I’m no Elixir guru, so take everything below with a healthy dose of skepticism and don’t take it at face value 
Elixir/Erlang are famous for their fault tolerance, but they’re not magic: if you design your project poorly it won’t continue running just because it happens to be on the BEAM.
In this case, it seems that the cause of failure was indeed poor application design. If you’re connecting to a remote service, you have to plan for “what happens when it’s unreachable or too slow?”. According to your description, it seems like the decision you made was “just let it crash”.
While that is oft repeated as part of Erlang’s design philosophy, it’s important to understand why people recommend that approach. When designing systems in OTP, it’s expected that restarting a service/process will bring them into a known good, stable state. Basically “turning off and on” which solves so many issues when technology goes bonkers.
In the case you describe, you can’t just “let it crash” because when the service restarts, the remote service you’re trying to connect to could still be unreachable. In other words, restarting your process didn’t (and couldn’t!) solve your issue at all.
Instead, it’s recommended to design with a so-called “error kernel”: a portion of the system that MUST ALWAYS be correct. If that error kernel gets corrupted, everything should get shut down.
I your design, you basically had the connection to the third party system within your error kernel (in effect having your code say "this remote system will always be reachable), and when that wasn’t the case, the system failed.
Since that’s apparently not what you want to happen, you should instead design your system so that connecting to the third party system isn’t part of the error kernel. In other words, your processes should continue operating even if unable to reach the remote service.
One way this could be achieved is by starting a task to connect to the remote service, and shut the task down if it doesn’t return before a certain cutoff period (i.e. a timeout).

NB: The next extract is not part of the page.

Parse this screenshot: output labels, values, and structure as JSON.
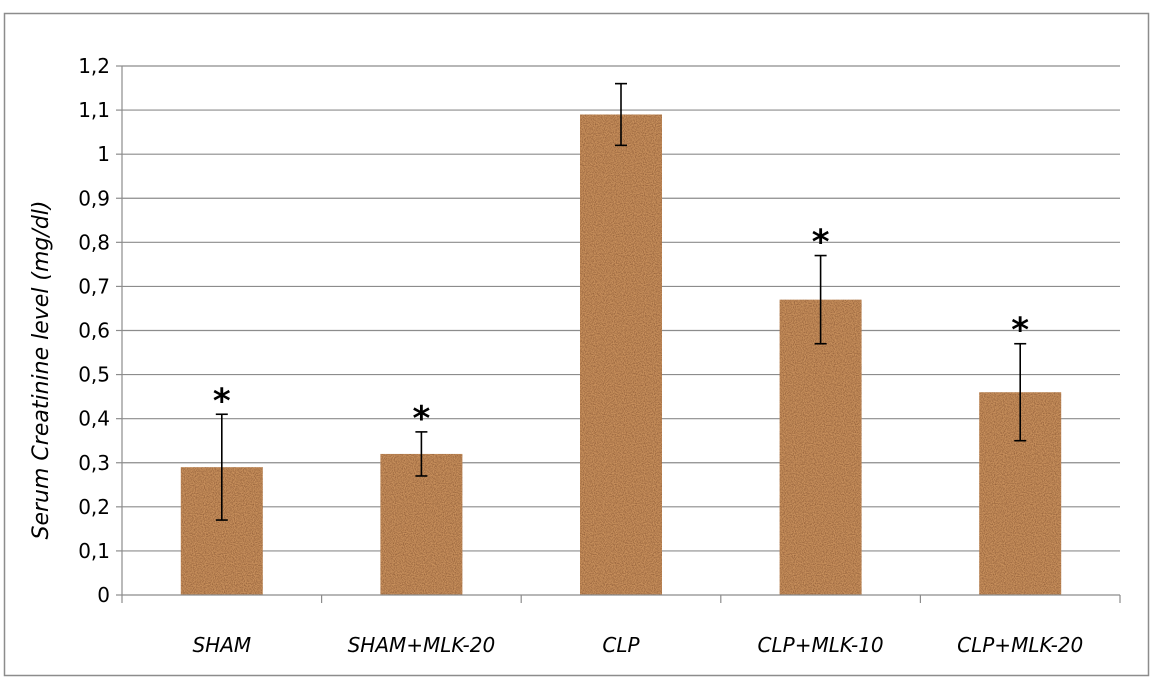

Your GenServer would then either respond with {:ok, response}
if it got a response, or {:error, :service_unavailable}
if the remote service couldn’t be reached in time (either because it’s down or the response came too late). Then the client can decide what to do if the remote service is unreachable (try later, etc.).
Here is some more info on the idea of service guarantees and error kernels (note there are 4 links, I don’t know why some don’t display properly):
https://ferd.ca/it-s-about-the-guarantees.html
https://medium.com/@jlouis666/error-kernels-9ad991200abd
https://www.reactivedesignpatterns.com/patterns/error-kernel.html
Hope this helps!